Don't you think they have a legit skill issue here and should they be better off upskilling themselves?
This is a direct effect of being a low barrier industry to enter. Most of the ppl among us are mostly here because of a good paycheck. And it SUCKS!
>Don't you think they have a legit skill issue here and should they be better off upskilling themselves?
Absolutely agree! Just because I understand how they got there doesn't mean I think it's a good state of affairs ;)
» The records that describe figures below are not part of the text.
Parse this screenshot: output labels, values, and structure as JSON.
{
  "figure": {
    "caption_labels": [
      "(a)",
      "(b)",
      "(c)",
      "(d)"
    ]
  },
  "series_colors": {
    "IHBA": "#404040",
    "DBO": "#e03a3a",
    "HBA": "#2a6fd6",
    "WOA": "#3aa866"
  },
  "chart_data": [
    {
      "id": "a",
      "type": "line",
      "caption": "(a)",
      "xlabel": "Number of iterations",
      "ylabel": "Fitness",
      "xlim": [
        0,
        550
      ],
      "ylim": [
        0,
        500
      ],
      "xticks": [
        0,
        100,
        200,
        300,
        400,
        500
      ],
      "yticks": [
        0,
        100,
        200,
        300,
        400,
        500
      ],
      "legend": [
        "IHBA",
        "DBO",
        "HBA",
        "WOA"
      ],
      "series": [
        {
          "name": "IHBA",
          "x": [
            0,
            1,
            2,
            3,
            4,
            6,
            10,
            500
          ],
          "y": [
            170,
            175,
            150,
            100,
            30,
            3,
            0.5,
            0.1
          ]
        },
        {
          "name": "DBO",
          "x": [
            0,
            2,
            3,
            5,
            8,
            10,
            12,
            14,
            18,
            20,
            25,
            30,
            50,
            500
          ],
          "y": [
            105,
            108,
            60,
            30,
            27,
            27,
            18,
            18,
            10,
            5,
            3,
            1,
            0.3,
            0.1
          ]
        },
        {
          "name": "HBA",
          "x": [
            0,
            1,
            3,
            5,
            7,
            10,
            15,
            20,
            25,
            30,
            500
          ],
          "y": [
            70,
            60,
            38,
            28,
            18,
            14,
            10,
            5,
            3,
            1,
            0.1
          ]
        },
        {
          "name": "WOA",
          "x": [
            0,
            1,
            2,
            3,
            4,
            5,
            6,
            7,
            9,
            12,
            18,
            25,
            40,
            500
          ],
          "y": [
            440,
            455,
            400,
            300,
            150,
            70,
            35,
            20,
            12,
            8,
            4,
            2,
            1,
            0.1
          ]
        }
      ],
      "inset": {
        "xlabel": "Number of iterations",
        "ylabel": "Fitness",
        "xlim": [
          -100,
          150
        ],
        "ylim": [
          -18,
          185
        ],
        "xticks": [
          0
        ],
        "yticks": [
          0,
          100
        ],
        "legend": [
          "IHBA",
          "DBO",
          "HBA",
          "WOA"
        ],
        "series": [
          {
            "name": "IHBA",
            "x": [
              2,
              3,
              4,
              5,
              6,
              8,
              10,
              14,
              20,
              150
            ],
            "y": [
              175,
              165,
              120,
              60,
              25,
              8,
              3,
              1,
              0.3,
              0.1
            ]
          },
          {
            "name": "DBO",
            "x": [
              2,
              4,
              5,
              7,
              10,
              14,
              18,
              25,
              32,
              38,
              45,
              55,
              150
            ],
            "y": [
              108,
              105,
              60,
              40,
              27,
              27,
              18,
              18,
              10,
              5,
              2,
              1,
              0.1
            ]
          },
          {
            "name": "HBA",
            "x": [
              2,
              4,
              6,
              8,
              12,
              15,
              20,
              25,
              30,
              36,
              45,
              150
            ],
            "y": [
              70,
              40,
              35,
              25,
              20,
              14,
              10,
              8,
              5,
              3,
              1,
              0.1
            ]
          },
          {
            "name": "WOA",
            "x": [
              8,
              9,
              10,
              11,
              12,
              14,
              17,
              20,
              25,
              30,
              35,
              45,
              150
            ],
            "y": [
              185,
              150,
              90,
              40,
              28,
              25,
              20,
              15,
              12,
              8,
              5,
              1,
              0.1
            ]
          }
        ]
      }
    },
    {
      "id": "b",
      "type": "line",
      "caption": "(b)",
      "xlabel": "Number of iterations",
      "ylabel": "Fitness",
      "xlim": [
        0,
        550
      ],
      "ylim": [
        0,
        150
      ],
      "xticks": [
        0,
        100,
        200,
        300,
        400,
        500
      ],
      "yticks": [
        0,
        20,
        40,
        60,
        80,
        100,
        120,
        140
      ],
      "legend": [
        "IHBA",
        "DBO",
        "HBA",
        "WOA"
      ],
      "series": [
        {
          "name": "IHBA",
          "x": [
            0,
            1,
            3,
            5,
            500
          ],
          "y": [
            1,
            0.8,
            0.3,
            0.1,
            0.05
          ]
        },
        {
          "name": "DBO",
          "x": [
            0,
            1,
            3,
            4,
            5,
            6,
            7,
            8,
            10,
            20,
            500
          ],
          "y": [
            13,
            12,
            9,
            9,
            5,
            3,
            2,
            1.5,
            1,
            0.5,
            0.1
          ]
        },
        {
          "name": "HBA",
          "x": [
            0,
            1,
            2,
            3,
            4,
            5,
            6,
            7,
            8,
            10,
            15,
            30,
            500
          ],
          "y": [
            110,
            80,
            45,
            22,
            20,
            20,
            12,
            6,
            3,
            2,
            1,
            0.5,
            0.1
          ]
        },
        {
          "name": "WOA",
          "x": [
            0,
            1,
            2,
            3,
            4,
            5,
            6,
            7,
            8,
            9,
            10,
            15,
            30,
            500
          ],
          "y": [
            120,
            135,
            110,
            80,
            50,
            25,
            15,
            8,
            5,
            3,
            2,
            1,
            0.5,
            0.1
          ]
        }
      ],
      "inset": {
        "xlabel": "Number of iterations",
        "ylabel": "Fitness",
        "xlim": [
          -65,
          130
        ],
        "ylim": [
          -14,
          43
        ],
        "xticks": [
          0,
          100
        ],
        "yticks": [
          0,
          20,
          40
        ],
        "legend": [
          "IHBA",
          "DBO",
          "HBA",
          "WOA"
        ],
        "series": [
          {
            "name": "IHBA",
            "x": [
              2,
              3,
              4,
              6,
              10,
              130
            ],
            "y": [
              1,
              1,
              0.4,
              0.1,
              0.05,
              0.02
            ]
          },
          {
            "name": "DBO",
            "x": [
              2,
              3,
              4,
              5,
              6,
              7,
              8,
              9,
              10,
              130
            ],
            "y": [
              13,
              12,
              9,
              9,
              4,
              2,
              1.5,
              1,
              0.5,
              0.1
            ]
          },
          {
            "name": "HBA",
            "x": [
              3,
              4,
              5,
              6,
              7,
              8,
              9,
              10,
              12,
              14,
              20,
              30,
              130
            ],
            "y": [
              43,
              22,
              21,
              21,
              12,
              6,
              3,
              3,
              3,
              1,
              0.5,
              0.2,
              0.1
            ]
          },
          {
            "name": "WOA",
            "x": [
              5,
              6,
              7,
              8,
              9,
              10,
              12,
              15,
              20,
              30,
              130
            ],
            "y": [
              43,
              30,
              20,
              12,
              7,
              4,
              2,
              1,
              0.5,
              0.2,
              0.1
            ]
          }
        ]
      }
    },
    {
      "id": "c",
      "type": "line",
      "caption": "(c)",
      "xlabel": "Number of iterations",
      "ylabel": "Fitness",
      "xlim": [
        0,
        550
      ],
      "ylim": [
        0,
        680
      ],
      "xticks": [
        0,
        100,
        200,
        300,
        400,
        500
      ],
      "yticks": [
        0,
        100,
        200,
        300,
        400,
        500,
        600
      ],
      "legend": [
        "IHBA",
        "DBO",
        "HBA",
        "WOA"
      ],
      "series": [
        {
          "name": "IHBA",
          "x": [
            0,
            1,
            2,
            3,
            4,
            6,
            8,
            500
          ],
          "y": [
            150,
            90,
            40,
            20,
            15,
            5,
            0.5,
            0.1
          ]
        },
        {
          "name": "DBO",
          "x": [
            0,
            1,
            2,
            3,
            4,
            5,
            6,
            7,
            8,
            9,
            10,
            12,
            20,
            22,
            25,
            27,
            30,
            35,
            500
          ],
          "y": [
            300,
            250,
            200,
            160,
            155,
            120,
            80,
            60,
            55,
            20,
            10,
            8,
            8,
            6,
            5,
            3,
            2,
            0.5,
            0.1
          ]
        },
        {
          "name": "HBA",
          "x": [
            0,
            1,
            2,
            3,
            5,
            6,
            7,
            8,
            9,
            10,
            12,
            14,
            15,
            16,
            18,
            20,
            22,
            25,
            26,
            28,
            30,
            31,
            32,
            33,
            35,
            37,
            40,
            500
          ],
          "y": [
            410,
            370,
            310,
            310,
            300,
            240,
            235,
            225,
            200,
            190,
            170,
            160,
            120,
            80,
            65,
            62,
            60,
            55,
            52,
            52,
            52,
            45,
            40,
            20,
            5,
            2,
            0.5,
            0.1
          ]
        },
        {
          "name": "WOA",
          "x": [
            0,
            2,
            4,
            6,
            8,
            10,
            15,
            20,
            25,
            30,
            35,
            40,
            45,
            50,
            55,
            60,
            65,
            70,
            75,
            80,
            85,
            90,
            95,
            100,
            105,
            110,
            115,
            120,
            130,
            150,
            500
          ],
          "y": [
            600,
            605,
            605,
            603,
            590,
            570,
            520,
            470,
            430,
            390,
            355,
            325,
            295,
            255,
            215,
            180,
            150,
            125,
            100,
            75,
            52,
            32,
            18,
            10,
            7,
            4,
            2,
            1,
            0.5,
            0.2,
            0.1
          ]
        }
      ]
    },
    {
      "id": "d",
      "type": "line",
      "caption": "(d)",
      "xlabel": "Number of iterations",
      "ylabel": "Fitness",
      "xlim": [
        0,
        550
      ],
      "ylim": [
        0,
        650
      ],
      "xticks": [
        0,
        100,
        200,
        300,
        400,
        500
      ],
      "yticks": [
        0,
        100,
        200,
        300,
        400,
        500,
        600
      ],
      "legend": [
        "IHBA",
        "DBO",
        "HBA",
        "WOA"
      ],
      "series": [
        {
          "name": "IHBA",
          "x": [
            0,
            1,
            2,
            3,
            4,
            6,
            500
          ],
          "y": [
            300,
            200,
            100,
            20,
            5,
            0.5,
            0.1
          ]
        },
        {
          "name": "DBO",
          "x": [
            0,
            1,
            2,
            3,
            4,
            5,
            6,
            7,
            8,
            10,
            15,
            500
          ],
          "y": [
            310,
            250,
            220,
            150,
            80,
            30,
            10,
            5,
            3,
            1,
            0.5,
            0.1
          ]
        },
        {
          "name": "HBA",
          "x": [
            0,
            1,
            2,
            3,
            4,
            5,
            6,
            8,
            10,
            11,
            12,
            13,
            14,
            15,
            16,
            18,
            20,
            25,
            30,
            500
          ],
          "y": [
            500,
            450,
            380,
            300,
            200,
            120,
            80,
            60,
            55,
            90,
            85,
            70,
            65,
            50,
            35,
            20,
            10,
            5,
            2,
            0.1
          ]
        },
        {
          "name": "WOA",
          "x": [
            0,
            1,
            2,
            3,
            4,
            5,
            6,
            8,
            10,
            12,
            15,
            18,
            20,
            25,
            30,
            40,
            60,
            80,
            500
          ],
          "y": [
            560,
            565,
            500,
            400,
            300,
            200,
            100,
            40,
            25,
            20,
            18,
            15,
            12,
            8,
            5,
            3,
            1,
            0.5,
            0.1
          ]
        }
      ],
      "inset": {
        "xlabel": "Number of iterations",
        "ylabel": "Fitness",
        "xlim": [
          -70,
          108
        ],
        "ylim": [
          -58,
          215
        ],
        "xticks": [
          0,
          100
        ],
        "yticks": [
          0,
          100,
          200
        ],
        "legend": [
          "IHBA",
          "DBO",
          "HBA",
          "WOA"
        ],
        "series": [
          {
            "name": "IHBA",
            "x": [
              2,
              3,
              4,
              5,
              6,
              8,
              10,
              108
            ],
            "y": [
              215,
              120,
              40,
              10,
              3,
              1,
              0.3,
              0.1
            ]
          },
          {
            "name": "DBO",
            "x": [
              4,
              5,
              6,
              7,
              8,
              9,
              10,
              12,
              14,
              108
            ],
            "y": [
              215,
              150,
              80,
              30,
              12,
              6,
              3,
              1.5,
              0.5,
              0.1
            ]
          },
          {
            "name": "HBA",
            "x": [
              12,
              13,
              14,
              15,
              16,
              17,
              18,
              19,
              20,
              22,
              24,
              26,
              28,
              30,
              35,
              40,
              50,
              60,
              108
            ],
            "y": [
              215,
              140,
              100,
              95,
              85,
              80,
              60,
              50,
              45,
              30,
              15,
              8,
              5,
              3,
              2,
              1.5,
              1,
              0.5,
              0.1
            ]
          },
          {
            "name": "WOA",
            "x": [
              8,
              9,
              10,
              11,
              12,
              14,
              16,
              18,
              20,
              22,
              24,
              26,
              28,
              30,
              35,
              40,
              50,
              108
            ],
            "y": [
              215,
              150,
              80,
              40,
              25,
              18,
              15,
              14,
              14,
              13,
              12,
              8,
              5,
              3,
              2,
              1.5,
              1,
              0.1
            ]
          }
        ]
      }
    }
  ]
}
My post was already quite long, and I didn't want to append a treatise on what one should do when encountering those engineers. It depends on many details. Avoid hiring them, if that's a power you have. If you are stuck working with them, depending on your authority, encourage them to learn or force them to learn. If you're coming in to clean up after them... well, hopefully your comp is worth the annoyance.
We are all simultaneously in the position of encountering "the world as it is", understanding it, and doing what we can to improve it.
Yep. It’s also an attitude problem. A lot of devs are able to up-skill just fine, but some are downright demeaning towards anything they don’t understand, or towards anything that doesn’t come from a FAANG.
“HTML only? Nobody is doing it!”
In the olden days, people wouldn't take office jobs or factory job necessarily because they thought: "Yes! That's my passion! That's exactly what I've always wanted to do." Passion isn't your first and foremost thought when you have a family to feed.
A few decades ago, IT jobs were for the most part done only by people who were in it for the kick they got out of working with computers. They already hacked at their dad's computer in their early teens (or sometimes even younger), and just could just never let go. It was for people who loved it because it was a niche.
But today, IT is no longer that. It's the backbone of much of our society. And so the field no longer attracts just the die hard fans, the nerds. It attracts ordinary "career people", who just need to have a job to feed the family. Who turn the machine off after 8 hours. Who don't go on coding all through the evening on their hobby project. Who don't try out new tech just for the heck of it.
I think it's hard to understand if you belong to the first group, the nerds, that anyone working in the field isn't like you. Because they all used to be! But those days are gone. We live in the times of enshitification for a reason. If you have the hacker spirit, you don't enshitify because you simply can't. You know what is the right way to do it. Sometimes that's a React app but sometimes it's just an HTML page.
You're not just in it for the money. You care. Not necessarily for the end user, although that would be nice. You care for the tech. And when - like in this article - both come together, sweet things can happen.
A few of them would outright not know how to do anything else.
It's like how a lot of people these days reach for an electric drill/driver for even the most simple projects like tightening a screw. It never occurs to them to use a screwdriver, or even a butter knife.
Try to get a Java developer to do something without Spring.
There is a reason we use React today - if you want dynamic and complex site, HTML is PITA to work with. Either you reload everything on any change (not good), or end up with a maze of partial reloads in event handlers (not good either). It was done, it was bad, React (and similar frameworks) was the solution. If you don't need complexity of React, fine, use HTML. But if you do, who can guarantee that 5 min later someone will not start requesting site not to reload here and there, but update this bit here. So I don't blame people for just using React. And in this case the issue wasn't that react was used, but that it was used poorly.